Bell's assumption basically is that events in region 1 can be influenced by events in regions 3 and 5, but not on events in regions 2 or 4. Events in region 2 can be influenced by events in regions 4 and 5, but not on events in regions 1 or 3. That's the locality assumption.
Then there is a second assumption, and I'm not sure exactly what the technical name is, but it's something like "completeness of dependencies". Let F_1, F_2, F_3, F_4, F_5 be facts about the 5 regions. We are interested in conditional probabilities:
P(F_1 \wedge F_2\ |\ F_3 \wedge F_4 \wedge F_5)
the probability of both F_1 and F_2 being true, given that F_3, F_4, F_5 are all true.
If F_5 were the
complete description of everything there is to know about the common influences of regions 1 and 2, then we assume that probabilities would factor as follows:
P(F_1 \wedge F_2\ |\ F_3 \wedge F_4 \wedge F_5)<br />
= P(F_1\ |\ F_3 \wedge F_5) \cdot P(F_2\ |\ F_4 \wedge F_5)
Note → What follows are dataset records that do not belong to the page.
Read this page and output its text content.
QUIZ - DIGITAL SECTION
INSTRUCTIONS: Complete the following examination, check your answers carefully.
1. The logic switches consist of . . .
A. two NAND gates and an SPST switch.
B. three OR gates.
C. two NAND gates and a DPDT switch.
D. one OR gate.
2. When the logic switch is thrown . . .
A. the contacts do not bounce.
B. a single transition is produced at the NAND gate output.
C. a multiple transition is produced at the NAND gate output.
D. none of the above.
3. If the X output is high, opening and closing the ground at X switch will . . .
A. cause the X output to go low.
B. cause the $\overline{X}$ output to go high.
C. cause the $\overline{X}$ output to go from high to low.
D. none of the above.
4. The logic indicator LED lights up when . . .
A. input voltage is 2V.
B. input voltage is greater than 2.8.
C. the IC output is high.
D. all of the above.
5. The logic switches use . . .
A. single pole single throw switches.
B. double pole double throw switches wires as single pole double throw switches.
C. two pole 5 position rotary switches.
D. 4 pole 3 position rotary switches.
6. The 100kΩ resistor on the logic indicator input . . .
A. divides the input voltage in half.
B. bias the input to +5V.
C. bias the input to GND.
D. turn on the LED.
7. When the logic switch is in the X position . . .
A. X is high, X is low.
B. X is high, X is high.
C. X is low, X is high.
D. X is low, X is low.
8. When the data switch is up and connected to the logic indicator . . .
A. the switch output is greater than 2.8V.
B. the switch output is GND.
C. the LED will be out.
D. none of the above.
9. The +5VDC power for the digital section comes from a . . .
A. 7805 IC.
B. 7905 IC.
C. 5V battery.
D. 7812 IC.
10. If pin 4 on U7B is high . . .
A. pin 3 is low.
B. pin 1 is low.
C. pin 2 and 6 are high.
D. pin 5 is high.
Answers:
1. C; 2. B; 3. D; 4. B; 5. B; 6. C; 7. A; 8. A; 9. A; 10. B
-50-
I don't think that such a factoring is a law of probability. It's an additional assumption, it seems to me. It certainly holds in any deterministic model, and it holds in the simple sort of local hidden variables models that one is likely to come up with. But whether it holds in every possible local hidden variables model, I'm not sure. I suppose you could just use it as the
definition of a local hidden variables model.